Automated Generation of Cognitive Ontology via Web Text-Mining
Definitions for concepts in the sciences of cognition are hard to pin down exactly, so we resort to looking at how scientists use them in relation to each other in practice by generating a data-driven ontology. Further, we ask whether neuroscience studies the same cognitive phenomena as cognitive science does, relating implementation to theory/algorithm. This project was presented at CogSci2017 (London). For further details, see included conference submission.
This repo contains code to scrape CognitiveAtlas (http://www.cognitiveatlas.org/) for a list of ~800 cognitive "terms", then scraping PubMed and Proceedings to the CogSci conference in the last 8 years for how frequently those terms are used, and how often pairs of them are used. Analyses look at the distribution and discrepancies for how these terms are used in cognitive science and neuroscience, and perform hierarchical clustering to automatically identify related conceptual clusters.
See CNS2018.pdf for poster with newest results, and RG_CS2017_revised.pdf for verbose explanation.

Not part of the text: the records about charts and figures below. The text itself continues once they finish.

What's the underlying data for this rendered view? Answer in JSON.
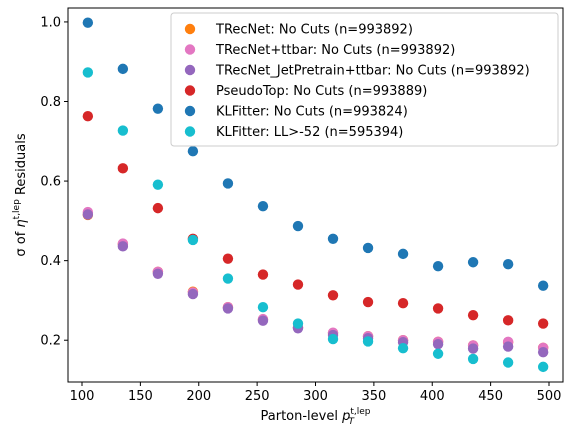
{
  "chart_data": {
    "type": "scatter",
    "xlabel": "Parton-level p_T^{t,lep}",
    "ylabel": "σ of η^{t,lep} Residuals",
    "xlim": [
      88,
      512
    ],
    "ylim": [
      0.095,
      1.035
    ],
    "xticks": [
      100,
      150,
      200,
      250,
      300,
      350,
      400,
      450,
      500
    ],
    "yticks": [
      0.2,
      0.4,
      0.6,
      0.8,
      1.0
    ],
    "xtick_labels": [
      "100",
      "150",
      "200",
      "250",
      "300",
      "350",
      "400",
      "450",
      "500"
    ],
    "ytick_labels": [
      "0.2",
      "0.4",
      "0.6",
      "0.8",
      "1.0"
    ],
    "legend_position": "top-right",
    "grid": false,
    "x": [
      105,
      135,
      165,
      195,
      225,
      255,
      285,
      315,
      345,
      375,
      405,
      435,
      465,
      495
    ],
    "series": [
      {
        "name": "TRecNet: No Cuts (n=993892)",
        "color": "#ff7f0e",
        "values": [
          0.515,
          0.442,
          0.372,
          0.322,
          0.283,
          0.252,
          0.232,
          0.218,
          0.21,
          0.2,
          0.196,
          0.187,
          0.195,
          0.181
        ]
      },
      {
        "name": "TRecNet+ttbar: No Cuts (n=993892)",
        "color": "#e377c2",
        "values": [
          0.522,
          0.443,
          0.372,
          0.32,
          0.283,
          0.253,
          0.232,
          0.219,
          0.21,
          0.2,
          0.196,
          0.187,
          0.196,
          0.181
        ]
      },
      {
        "name": "TRecNet_JetPretrain+ttbar: No Cuts (n=993892)",
        "color": "#9467bd",
        "values": [
          0.516,
          0.436,
          0.367,
          0.316,
          0.28,
          0.249,
          0.23,
          0.213,
          0.205,
          0.195,
          0.19,
          0.179,
          0.184,
          0.17
        ]
      },
      {
        "name": "PseudoTop: No Cuts (n=993889)",
        "color": "#d62728",
        "values": [
          0.763,
          0.632,
          0.532,
          0.455,
          0.405,
          0.365,
          0.34,
          0.313,
          0.296,
          0.293,
          0.28,
          0.263,
          0.25,
          0.242
        ]
      },
      {
        "name": "KLFitter: No Cuts (n=993824)",
        "color": "#1f77b4",
        "values": [
          0.998,
          0.882,
          0.782,
          0.675,
          0.594,
          0.537,
          0.487,
          0.455,
          0.432,
          0.417,
          0.386,
          0.396,
          0.391,
          0.337
        ]
      },
      {
        "name": "KLFitter: LL>-52 (n=595394)",
        "color": "#17becf",
        "values": [
          0.873,
          0.727,
          0.591,
          0.452,
          0.355,
          0.283,
          0.242,
          0.203,
          0.197,
          0.18,
          0.166,
          0.153,
          0.144,
          0.133
        ]
      }
    ]
  }
}
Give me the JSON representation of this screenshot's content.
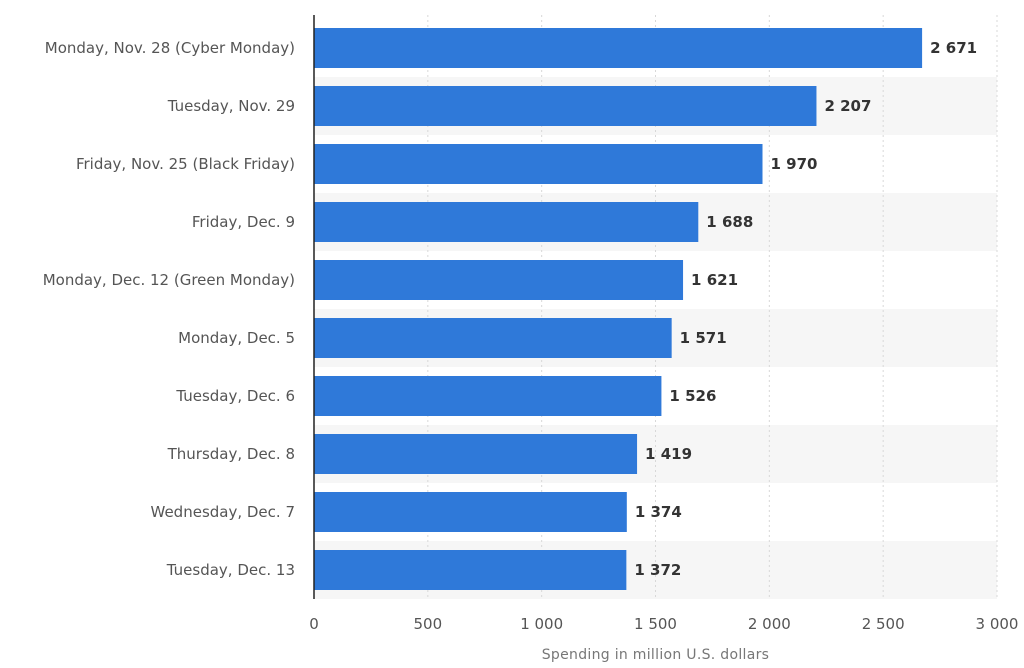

./scrape: Jupyter notebooks and python functions for data collection, i.e. scraping PubMed and CogSci abstracts for term counts
-- ./erpsc: codebase hijacked from ERP_SCANR and adapted to scrape counts and pair-wise counts
./analysis: Jupyter Notebooks for analyzing and visualizing counts and pairs data
./data: csv containing term list, counts, and pairwise co-occurrence matrix
The core code used for this project is based on ERP_SCANR (https://github.com/TomDonoghue/ERP_SCANR).